I sit at the table on the indoor balcony, light a cigarette.

What’s left for me, now, is to wait. To wait for a phone call, a coded message, any sign that he’s still alive. But waiting is not in my nature. I need to act, even if it’s just to feel that I’m not merely a spectator in my own life.

I pick up the phone that Alexei left me. I take a deep breath, type a short message, because everything I have to offer fits into three words.

Come back home.

Simple, direct, pathetic in its vulnerability. But I send it anyway, because it’s the only move I have left.

After sending it, I feel my body relax strangely.

What could Alexei be facing, at this very moment?
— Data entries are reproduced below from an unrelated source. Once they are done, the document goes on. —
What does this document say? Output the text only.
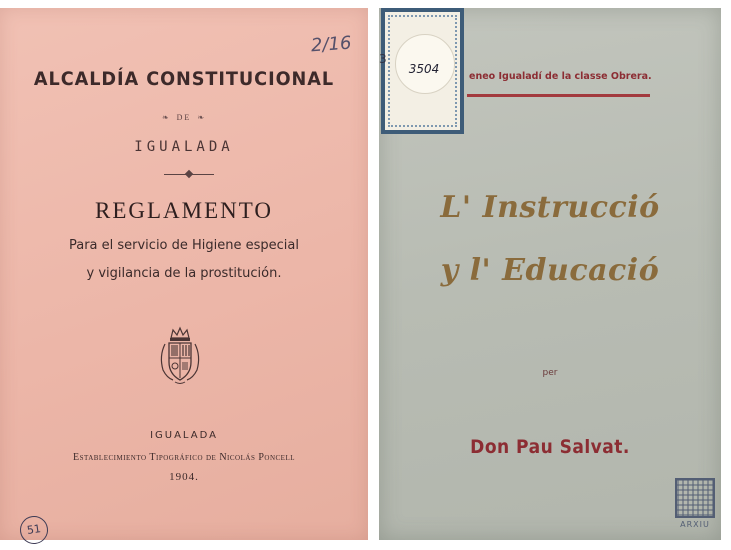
2/16
ALCALDÍA CONSTITUCIONAL
❧ DE ❧
IGUALADA
REGLAMENTO
Para el servicio de Higiene especial
y vigilancia de la prostitución.
IGUALADA
Establecimiento Tipográfico de Nicolás Poncell
1904.
51
3504
3
eneo Igualadí de la classe Obrera.
L' Instrucció
y l' Educació
per
Don Pau Salvat.
ARXIU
What would I do if I never saw him walk through that door again, with that blasé way of his, as if he carries the world on his shoulders and still has room to despise the gravity of small things?

While I wait, I do the only other thing you can do when you’re waiting for someone to come back from a war: I prepare the victory feast. I order food with the card he left me.

Not just for me. Champagne, meat that rich people eat, healthy things, in case Alexei is one of those types. And the best Thai food in the city.

Because if he comes back, we’re going to celebrate. And I hope he comes back hungry.